The message about “the new manufacturing”—that it can be a vocation, not a job, requiring higher thinking and offering opportunities for advancement—may be well-known within the industry, but isn’t quite resonating with parents yet. A new survey finds that while parents aren’t actively discouraging their kids from taking manufacturing jobs, they still aren’t sold on the idea.

According to the Alcoa Foundation’s Parents’ Perception of Manufacturing Survey,  89% of parents think that the average hourly wage for manufacturing jobs is between $7 and $22 an hour.  In reality, according to the Manufacturing Institute, the average is $34 an hour. (A caveat: The MI’s hourly rate includes benefits, and benefits were not mentioned in the survey’s hourly wage question.)

The online survey, conducted by Toluna, polled 1,035 American parents of children ages 6-17 and has a 3% margin of error.

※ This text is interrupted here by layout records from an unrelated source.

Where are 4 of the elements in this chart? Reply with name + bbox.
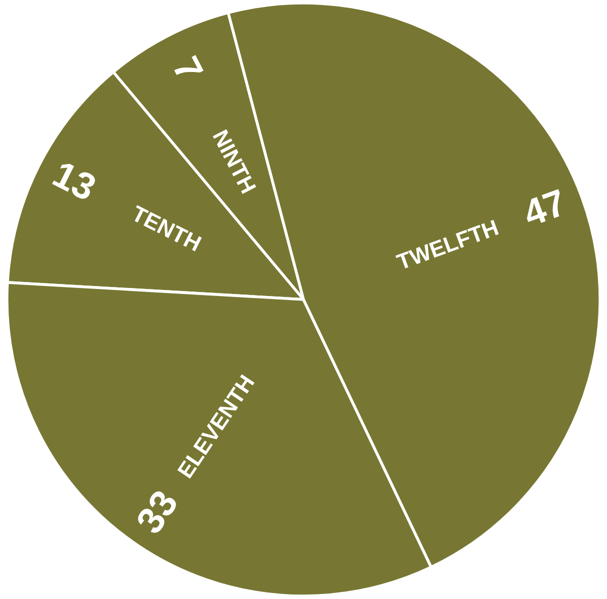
data-label: 7: [172, 55, 204, 82]
data-label: 47: [521, 189, 568, 227]
data-label: 13: [52, 160, 98, 202]
data-label: 33: [134, 488, 179, 536]
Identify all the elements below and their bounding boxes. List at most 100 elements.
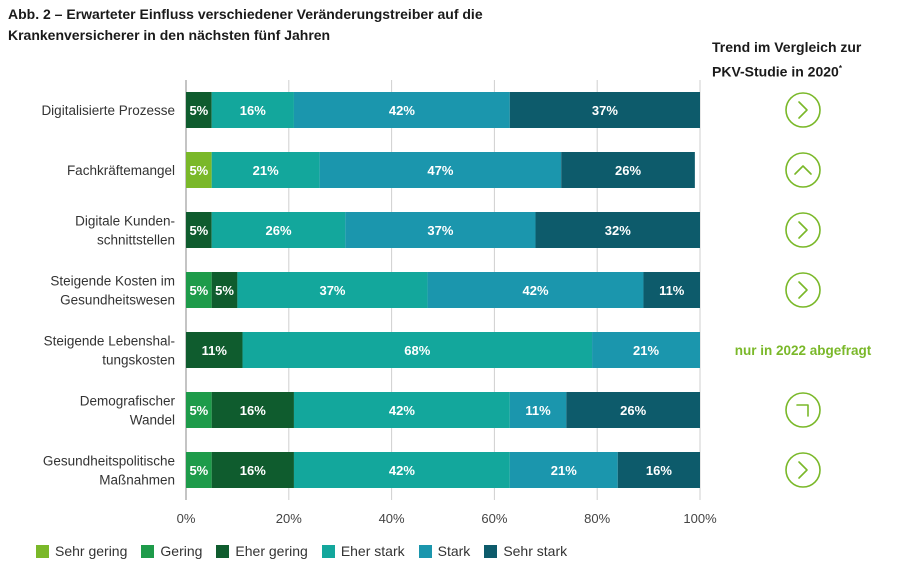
category-label-line: Fachkräftemangel — [67, 163, 175, 178]
bar-segment — [293, 392, 510, 428]
bar-segment-label: 32% — [605, 223, 631, 238]
category-label-line: Digitalisierte Prozesse — [41, 103, 175, 118]
bar-segment-label: 42% — [389, 463, 415, 478]
bar-segment-label: 5% — [189, 103, 208, 118]
legend-swatch — [418, 544, 432, 558]
bar-segment-label: 21% — [551, 463, 577, 478]
bar-segment — [643, 272, 700, 308]
bar-segment-label: 16% — [240, 103, 266, 118]
bar-segment — [186, 272, 212, 308]
bar-segment — [242, 332, 593, 368]
legend-item: Sehr gering — [36, 543, 127, 559]
category-label-line: Wandel — [130, 413, 175, 428]
category-label-line: schnittstellen — [97, 233, 175, 248]
bar-segment-label: 5% — [189, 223, 208, 238]
bar-segment-label: 5% — [189, 163, 208, 178]
bar-segment — [237, 272, 428, 308]
bar-segment — [186, 392, 212, 428]
legend-item: Stark — [418, 543, 471, 559]
bar-segment — [211, 452, 294, 488]
trend-arrow — [796, 404, 809, 417]
category-label-line: Maßnahmen — [99, 473, 175, 488]
chart-title: Abb. 2 – Erwarteter Einfluss verschieden… — [8, 4, 648, 46]
bar-segment — [186, 92, 212, 128]
chart-title-line-1: Abb. 2 – Erwarteter Einfluss verschieden… — [8, 6, 483, 22]
chart-legend: Sehr gering Gering Eher gering Eher stark St… — [36, 543, 567, 559]
bar-segment — [617, 452, 700, 488]
bar-segment-label: 16% — [240, 403, 266, 418]
trend-arrow — [798, 281, 808, 299]
bar-segment-label: 5% — [215, 283, 234, 298]
trend-circle — [785, 272, 821, 308]
legend-item: Eher stark — [321, 543, 405, 559]
bar-segment — [427, 272, 644, 308]
trend-header-footnote-mark: * — [838, 64, 842, 73]
x-tick-label: 40% — [379, 511, 405, 526]
bar-segment — [509, 92, 700, 128]
bar-segment-label: 37% — [592, 103, 618, 118]
legend-label: Eher stark — [340, 543, 405, 559]
bar-segment-label: 26% — [266, 223, 292, 238]
bar-segment-label: 37% — [319, 283, 345, 298]
trend-header: Trend im Vergleich zur PKV-Studie in 202… — [712, 37, 900, 83]
legend-swatch — [36, 544, 49, 558]
bar-segment-label: 26% — [620, 403, 646, 418]
bar-segment — [293, 452, 510, 488]
bar-segment-label: 5% — [189, 463, 208, 478]
bar-segment — [186, 452, 212, 488]
category-label-line: Digitale Kunden- — [75, 214, 175, 229]
legend-label: Sehr gering — [55, 543, 128, 559]
legend-label: Eher gering — [235, 543, 308, 559]
bar-segment — [211, 212, 346, 248]
bar-segment-label: 5% — [189, 403, 208, 418]
legend-item: Gering — [141, 543, 202, 559]
legend-swatch — [484, 544, 498, 558]
category-label-line: Steigende Lebenshal- — [44, 334, 175, 349]
category-label: Digitale Kunden-schnittstellen — [75, 214, 175, 248]
bar-segment — [293, 92, 510, 128]
category-label-line: Steigende Kosten im — [50, 274, 175, 289]
bar-segment — [509, 452, 618, 488]
bar-segment-label: 11% — [525, 403, 551, 418]
legend-swatch — [216, 544, 230, 558]
trend-circle — [785, 92, 821, 128]
category-label-line: Gesundheitswesen — [60, 293, 175, 308]
bar-segment-label: 21% — [253, 163, 279, 178]
bar-segment-label: 37% — [427, 223, 453, 238]
trend-arrow — [798, 101, 808, 119]
legend-label: Stark — [437, 543, 471, 559]
bar-segment — [186, 212, 212, 248]
legend-label: Gering — [160, 543, 203, 559]
bar-segment-label: 47% — [427, 163, 453, 178]
trend-header-line-1: Trend im Vergleich zur — [712, 39, 862, 55]
bar-segment — [566, 392, 700, 428]
bar-segment — [211, 272, 238, 308]
trend-header-line-2-text: PKV-Studie in 2020 — [712, 63, 839, 80]
bar-segment-label: 5% — [189, 283, 208, 298]
trend-note: nur in 2022 abgefragt — [735, 343, 872, 358]
bar-segment — [592, 332, 700, 368]
bar-segment — [561, 152, 695, 188]
bar-segment-label: 42% — [389, 103, 415, 118]
x-tick-label: 20% — [276, 511, 302, 526]
bar-segment-label: 21% — [633, 343, 659, 358]
category-label-line: Demografischer — [80, 394, 176, 409]
bar-segment — [186, 152, 212, 188]
bar-segment — [211, 92, 294, 128]
trend-circle — [785, 212, 821, 248]
trend-arrow — [798, 461, 808, 479]
bar-segment-label: 16% — [646, 463, 672, 478]
bar-segment-label: 11% — [202, 343, 228, 358]
category-label: Demografischer Wandel — [80, 394, 176, 428]
category-label-line: Gesundheitspolitische — [43, 454, 175, 469]
x-tick-label: 60% — [481, 511, 507, 526]
bar-segment — [211, 392, 294, 428]
category-label: Digitalisierte Prozesse — [41, 103, 175, 118]
x-tick-label: 100% — [683, 511, 717, 526]
chevron-right-icon — [785, 272, 821, 308]
legend-swatch — [141, 544, 155, 558]
trend-arrow — [794, 165, 812, 175]
bar-segment-label: 42% — [523, 283, 549, 298]
bar-segment — [319, 152, 562, 188]
bar-segment-label: 26% — [615, 163, 641, 178]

 More than three quarters (77%) of parents surveyed say they would encourage their children to pursue a career in manufacturing. Even more—86%—consider manufacturing jobs financially and professionally rewarding. Yet—somewhat head-scratchingly considering those percentages—only 33% of parents associate manufacturing jobs with opportunities for career advancement. And only 22% see the work as innovative and intellectually stimulating.

“Parents have some awareness about manufacturing careers, but there are still looming misperceptions about the robust, exciting prospects for their sons and daughters, especially as more than half of manufacturers see a shortage of manufacturing talent,” Tim Lawrence, executive director of SkillsUSA, a non-profit skilled workforce partnership, said in a statement.

One in five parents who responded to the survey think that manufacturing job provide only minimum wage salaries and don’t offer benefits.

But according to data from the U.S. Department of Commerce:

The average annual salary for entry-level manufacturing engineers is $60,000.

Ninety percent of manufacturing workers have medical benefits.

Manufacturing workers have the highest job tenure in the private sector.